Leadership Lab

Jooble’s Journey: From Dorm Room Dreams to Job Search Triumph

The Ukrainian job search engine Jooble is currently present in 69 countries worldwide and ranks among the top 500 most visited websites globally. Jooble ranks second among job search platforms, with its main competitor, Indeed, a Japanese-American giant, outperforming it. With around 400 employees, Jooble continues to expand steadily.

Next door developers

Roman Prokofiev and Evgeniy Sobakarev, who now own Jooble, once shared a dormitory room. Their first year at the university saw them both land jobs: Zhenya at a young Ukrainian outsourcing, cutting-edge marketing firm, and Roman at a startup, Terrasoft. After that, Roman decided to create a product himself.

I saw how the code turned into money first-hand,” Roman recalls.

Google for jobs

Students in a dorm room created the first version of Jooble without doing any market research. Sobakarev just approached Roman with the idea of building a news aggregator. After a brief pause for consideration, Roman agreed, suggesting a unique twist.

In those days, I spent far too much time finding a team member. The available services were unhelpful: poor filters, lots of duplicates, and irrelevant search results. So, I proposed the idea of creating a job search engine to Zhenya. After some thought, he agreed,” recalls Roman.

At first, they planned to name the search engine Joogle, a play on Google by taking the “J” from the word Job. It took them a year and a half to discover that a similar product already existed in the USA. The decision to name it Jooble came about only after a friend proposed delving deeper into the job’s topic.

We came up with the concept, but our friend did the final touches,” Roman explained.

They didn’t bother with the typical business model of charging a fixed rate for posting vacancies. Instead, they opted for a pay-per-click model from direct employers. They felt the fixed-rate system needed to be more fair since it didn’t guarantee a clear return on investment. So, they made their placement free and only charged for clicks on the vacancy.

The white rabbit story

Prokofiev joked that the story of the white rabbit is a common question. But the truth is simple. One day, Zhenya returned to the dormitory at 5 a.m. with a plush toy—a white rabbit. He had been at a birthday party and loved the rabbit so much that they decided to make it the logo.

The underground traffic

To attract their first users, the students distributed printed advertisements on campuses and bought advertising in the subway stations. Before advertising, Jooble had around 200 daily organic visitors. After the ads, it jumped to about 3,000 visitors daily. 

However, this number plateaued for 1.5 to 2 years, marking a challenging period for Jooble and its founders.

Tough times

Six months after starting, Jooble hit a point where expenses equal income. However, for the next two years, the company didn’t make any money; all the funds were used up.
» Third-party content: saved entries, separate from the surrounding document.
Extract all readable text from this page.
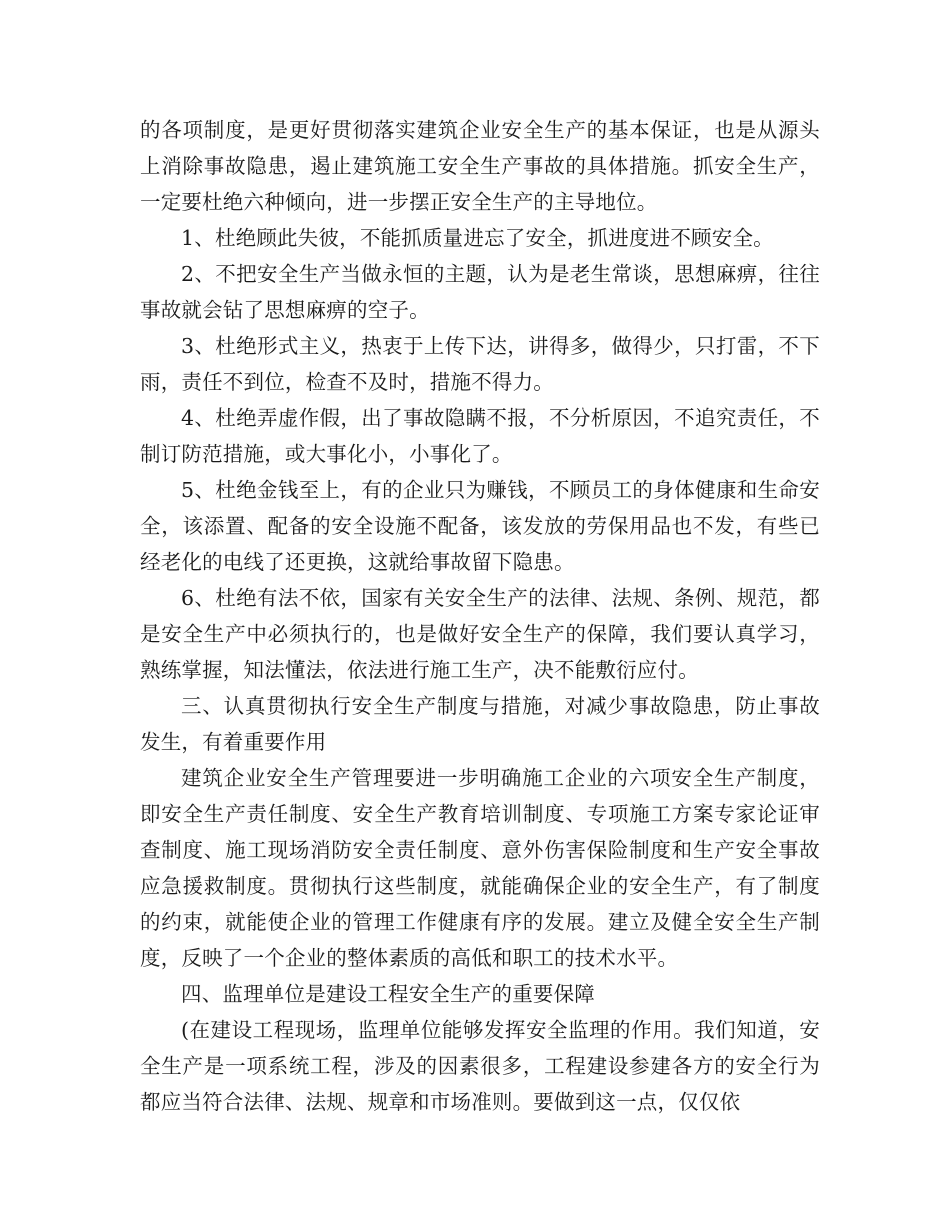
的各项制度，是更好贯彻落实建筑企业安全生产的基本保证，也是从源头上消除事故隐患，遏止建筑施工安全生产事故的具体措施。抓安全生产，一定要杜绝六种倾向，进一步摆正安全生产的主导地位。

1、杜绝顾此失彼，不能抓质量进忘了安全，抓进度进不顾安全。

2、不把安全生产当做永恒的主题，认为是老生常谈，思想麻痹，往往事故就会钻了思想麻痹的空子。

3、杜绝形式主义，热衷于上传下达，讲得多，做得少，只打雷，不下雨，责任不到位，检查不及时，措施不得力。

4、杜绝弄虚作假，出了事故隐瞒不报，不分析原因，不追究责任，不制订防范措施，或大事化小，小事化了。

5、杜绝金钱至上，有的企业只为赚钱，不顾员工的身体健康和生命安全，该添置、配备的安全设施不配备，该发放的劳保用品也不发，有些已经老化的电线了还更换，这就给事故留下隐患。

6、杜绝有法不依，国家有关安全生产的法律、法规、条例、规范，都是安全生产中必须执行的，也是做好安全生产的保障，我们要认真学习，熟练掌握，知法懂法，依法进行施工生产，决不能敷衍应付。

三、认真贯彻执行安全生产制度与措施，对减少事故隐患，防止事故发生，有着重要作用

建筑企业安全生产管理要进一步明确施工企业的六项安全生产制度，即安全生产责任制度、安全生产教育培训制度、专项施工方案专家论证审查制度、施工现场消防安全责任制度、意外伤害保险制度和生产安全事故应急援救制度。贯彻执行这些制度，就能确保企业的安全生产，有了制度的约束，就能使企业的管理工作健康有序的发展。建立及健全安全生产制度，反映了一个企业的整体素质的高低和职工的技术水平。

四、监理单位是建设工程安全生产的重要保障

(在建设工程现场，监理单位能够发挥安全监理的作用。我们知道，安全生产是一项系统工程，涉及的因素很多，工程建设参建各方的安全行为都应当符合法律、法规、规章和市场准则。要做到这一点，仅仅依
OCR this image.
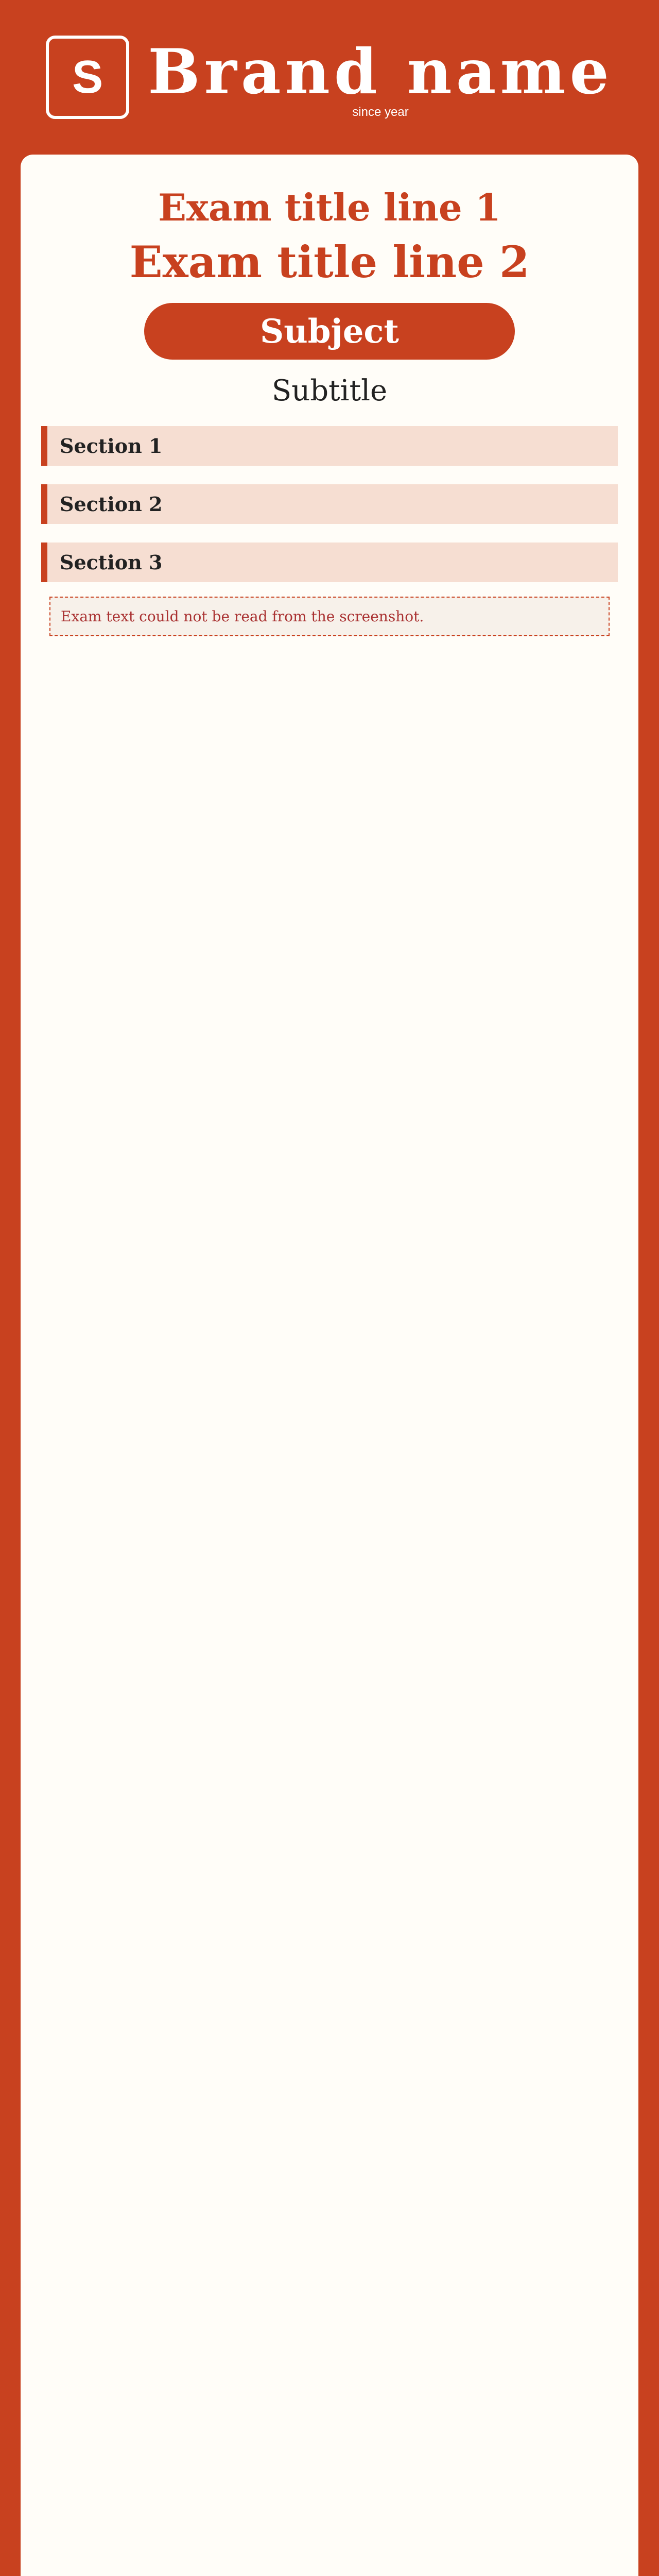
S Brand name
since year
Exam title line 1
Exam title line 2
Subject
Subtitle
Section 1
Section 2
Section 3
Exam text could not be read from the screenshot.
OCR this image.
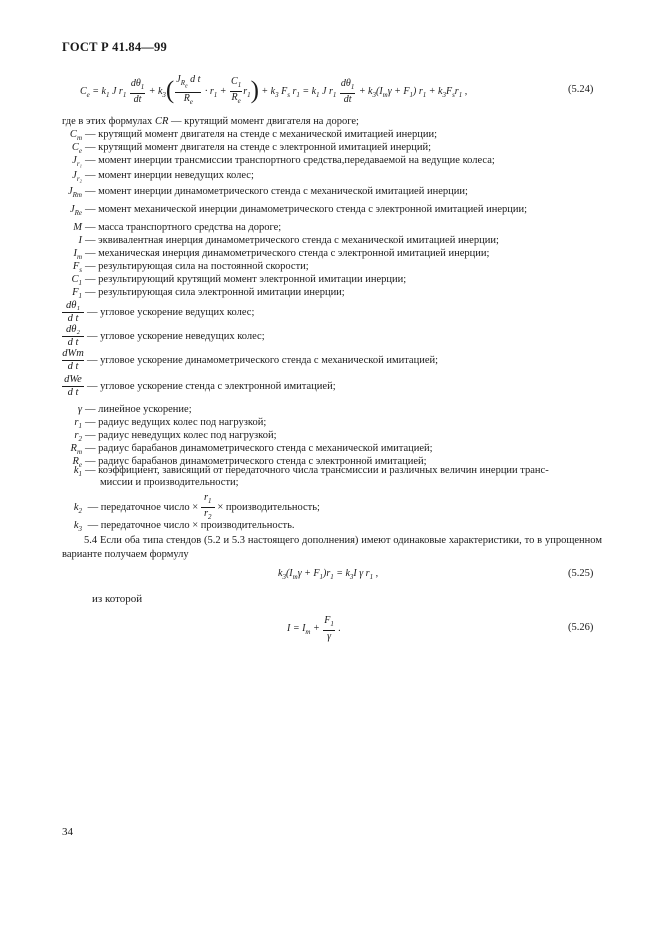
ГОСТ Р 41.84—99
$C_e = k_1$ J $r_1 \frac{d\theta_1}{dt} + k_3( \frac{J_{R_e} d t}{R_e} \cdot r_1 + \frac{C_1}{R_e} r_1) + k_3$ $F_s$ $r_1 = k_1$ J $r_1 \frac{d\theta_1}{dt} + k_3(I_m\gamma + F_1) r_1 + k_3F_sr_1$ ,	(5.24)
где в этих формулах CR — крутящий момент двигателя на дороге;
$C_m$ — крутящий момент двигателя на стенде с механической имитацией инерции;
$C_e$ — крутящий момент двигателя на стенде с электронной имитацией инерций;
$J_{r_1}$ — момент инерции трансмиссии транспортного средства,передаваемой на ведущие колеса;
$J_{r_2}$ — момент инерции неведущих колес;
$J_{Rm}$ — момент инерции динамометрического стенда с механической имитацией инерции;
$J_{Re}$ — момент механической инерции динамометрического стенда с электронной имитацией инерции;
M — масса транспортного средства на дороге;
I — эквивалентная инерция динамометрического стенда с механической имитацией инерции;
$I_m$ — механическая инерция динамометрического стенда с электронной имитацией инерции;
$F_s$ — результирующая сила на постоянной скорости;
$C_1$ — результирующий крутящий момент электронной имитации инерции;
$F_1$ — результирующая сила электронной имитации инерции;
$\frac{\text{dθ₁}}{\text{d t}}$ — угловое ускорение ведущих колес;
$\frac{\text{dθ₂}}{\text{d t}}$ — угловое ускорение неведущих колес;
dWm
d t
— угловое ускорение динамометрического стенда с механической имитацией;
dWe
d t
— угловое ускорение стенда с электронной имитацией;
γ — линейное ускорение;
$r_1$ — радиус ведущих колес под нагрузкой;
$r_2$ — радиус неведущих колес под нагрузкой;
$R_m$ — радиус барабанов динамометрического стенда с механической имитацией;
$R_e$ — радиус барабанов динамометрического стенда с электронной имитацией;
$k_1$ — коэффициент, зависящий от передаточного числа трансмиссии и различных величин инерции транс-
миссии и производительности;
$k_2$ — передаточное число × $\frac{r_1}{r_2}$ × производительность;
$k_3$ — передаточное число × производительность.
5.4 Если оба типа стендов (5.2 и 5.3 настоящего дополнения) имеют одинаковые характеристики, то в упрощенном варианте получаем формулу
$k_3(I_m\gamma + F_1)r_1 = k_3I$ γ $r_1$ ,	(5.25)
из которой
$I = I_m + \frac{F_1}{\gamma}$ .	(5.26)
34
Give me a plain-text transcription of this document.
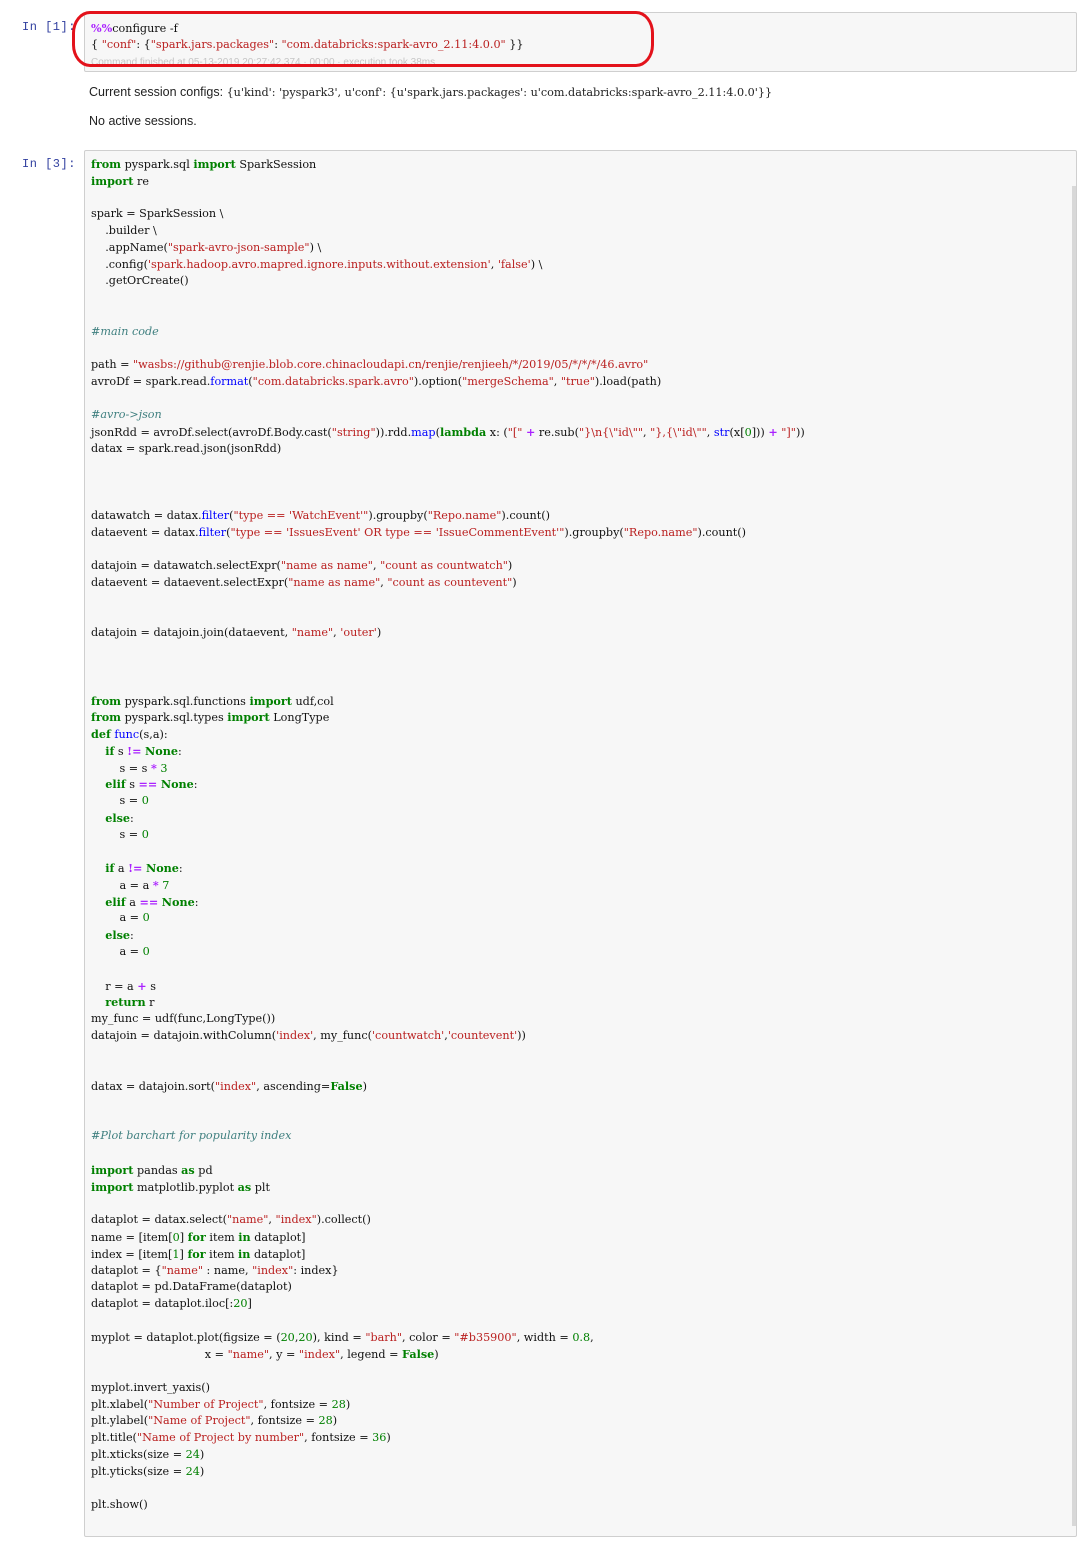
In [1]: %%configure -f
{ "conf": {"spark.jars.packages": "com.databricks:spark-avro_2.11:4.0.0" }}
Command finished at 05-13-2019 20:27:42.374 · 00:00 · execution took 38ms
Current session configs: {u'kind': 'pyspark3', u'conf': {u'spark.jars.packages': u'com.databricks:spark-avro_2.11:4.0.0'}}
No active sessions.
In [3]: from pyspark.sql import SparkSession
import re
spark = SparkSession \
.builder \
.appName("spark-avro-json-sample") \
.config('spark.hadoop.avro.mapred.ignore.inputs.without.extension', 'false') \
.getOrCreate()
#main code
path = "wasbs://github@renjie.blob.core.chinacloudapi.cn/renjie/renjieeh/*/2019/05/*/*/*/46.avro"
avroDf = spark.read.format("com.databricks.spark.avro").option("mergeSchema", "true").load(path)
#avro->json
jsonRdd = avroDf.select(avroDf.Body.cast("string")).rdd.map(lambda x: ("[" + re.sub("}\n{\"id\"", "},{\"id\"", str(x[0])) + "]"))
datax = spark.read.json(jsonRdd)
datawatch = datax.filter("type == 'WatchEvent'").groupby("Repo.name").count()
dataevent = datax.filter("type == 'IssuesEvent' OR type == 'IssueCommentEvent'").groupby("Repo.name").count()
datajoin = datawatch.selectExpr("name as name", "count as countwatch")
dataevent = dataevent.selectExpr("name as name", "count as countevent")
datajoin = datajoin.join(dataevent, "name", 'outer')
from pyspark.sql.functions import udf,col
from pyspark.sql.types import LongType
def func(s,a):
if s != None:
s = s * 3
elif s == None:
s = 0
else:
s = 0
if a != None:
a = a * 7
elif a == None:
a = 0
else:
a = 0
r = a + s
return r
my_func = udf(func,LongType())
datajoin = datajoin.withColumn('index', my_func('countwatch','countevent'))
datax = datajoin.sort("index", ascending=False)
#Plot barchart for popularity index
import pandas as pd
import matplotlib.pyplot as plt
dataplot = datax.select("name", "index").collect()
name = [item[0] for item in dataplot]
index = [item[1] for item in dataplot]
dataplot = {"name" : name, "index": index}
dataplot = pd.DataFrame(dataplot)
dataplot = dataplot.iloc[:20]
myplot = dataplot.plot(figsize = (20,20), kind = "barh", color = "#b35900", width = 0.8,
x = "name", y = "index", legend = False)
myplot.invert_yaxis()
plt.xlabel("Number of Project", fontsize = 28)
plt.ylabel("Name of Project", fontsize = 28)
plt.title("Name of Project by number", fontsize = 36)
plt.xticks(size = 24)
plt.yticks(size = 24)
plt.show()
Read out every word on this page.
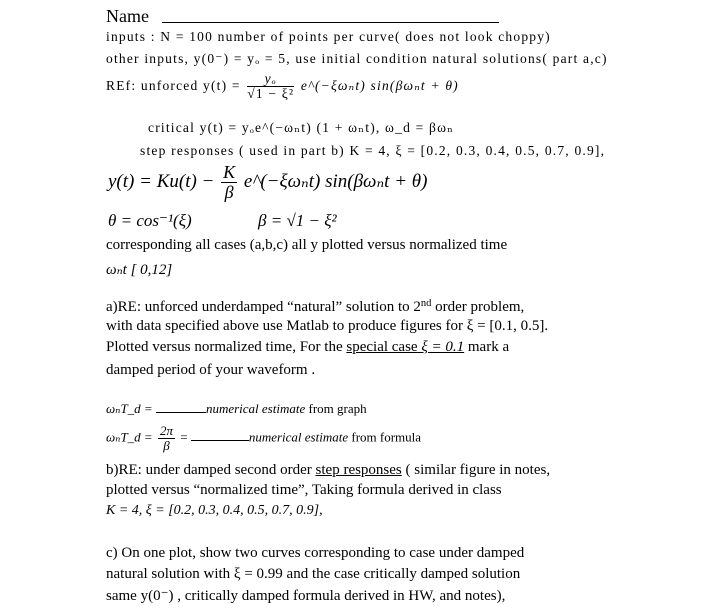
Name
inputs : N = 100 number of points per curve( does not look choppy)
other inputs, y(0⁻) = yₒ = 5, use initial condition natural solutions( part a,c)
REf: unforced $y(t) = \frac{\text{yₒ}}{\text{√1 − ξ²}}$ e^(−ξωₙt) sin(βωₙt + θ)
critical y(t) = yₒe^(−ωₙt) (1 + ωₙt), ω_d = βωₙ
step responses ( used in part b) K = 4, ξ = [0.2, 0.3, 0.4, 0.5, 0.7, 0.9],
$y(t) = Ku(t) - \frac{K}{\beta}$ e^(−ξωₙt) sin(βωₙt + θ)
θ = cos⁻¹(ξ)	β = √1 − ξ²
corresponding all cases (a,b,c) all y plotted versus normalized time
ωₙt [ 0,12]
a)RE: unforced underdamped “natural” solution to 2nd order problem,
with data specified above use Matlab to produce figures for ξ = [0.1, 0.5].
Plotted versus normalized time, For the special case ξ = 0.1 mark a
damped period of your waveform .
ωₙT_d =	numerical estimate from graph
ωₙT_d = $\frac{2\pi}{\beta}$ =	numerical estimate from formula
b)RE: under damped second order step responses ( similar figure in notes,
plotted versus “normalized time”, Taking formula derived in class
K = 4, ξ = [0.2, 0.3, 0.4, 0.5, 0.7, 0.9],
c) On one plot, show two curves corresponding to case under damped
natural solution with ξ = 0.99 and the case critically damped solution
same y(0⁻) , critically damped formula derived in HW, and notes),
Despite the opportunity to earn significantly more through outsourcing, Zhenya chose to develop Jooble, where he was making much less.

In 2008, Zhenya and Roman realized that Google was the key to reaching a large online audience.

We knew if we weren’t on Google, we were invisible,” Prokofiev recalls.

The partners sought ways to get Jooble on Google, and when successful, the site’s traffic grew fourfold each year.

During the 2008-2009 crisis, Jooble faced a new challenge. The job market in Ukraine nearly came to a standstill, leaving Jooble with two options: close down completely, keep just one person to manage the server from a distance or venture into new markets.

The partners decided to take a risk and chose the second option: they first entered Russian-speaking markets, followed by Poland, and then Western European countries. And it worked!

The big story began

The successes achieved beyond Ukraine provided insights on how to scale this business.

Thanks to big data and machine learning, Jooble has become more sophisticated. In the past, search algorithms were simple, relying on keyword selection. Now, they analyze user behavior.

When you have a large amount of data, you understand your users’ preferences, which vacancies they’ve previously viewed, and where they’ve spent more time. This allows us to provide increasingly relevant results with each search,” explains Prokofiev.

Roman and Evgeniy continue to work daily, enhancing the user experience and advancing the company. 

Prokofiev highlights mobile traffic as a significant revelation for Jooble, constituting around 70% of all visits. This raises questions like how to apply for a job via mobile, given that few have resumes on their phones, and how to tailor search results better. These challenges drive continuous software updates as development never stops.

Limitations only exist within our perceptions. We used to think our product couldn’t make it in English-speaking markets. But the UK results show otherwise. Presently, Jooble transforms every challenge into a remarkable opportunity for advancement and expansion“, says the founder.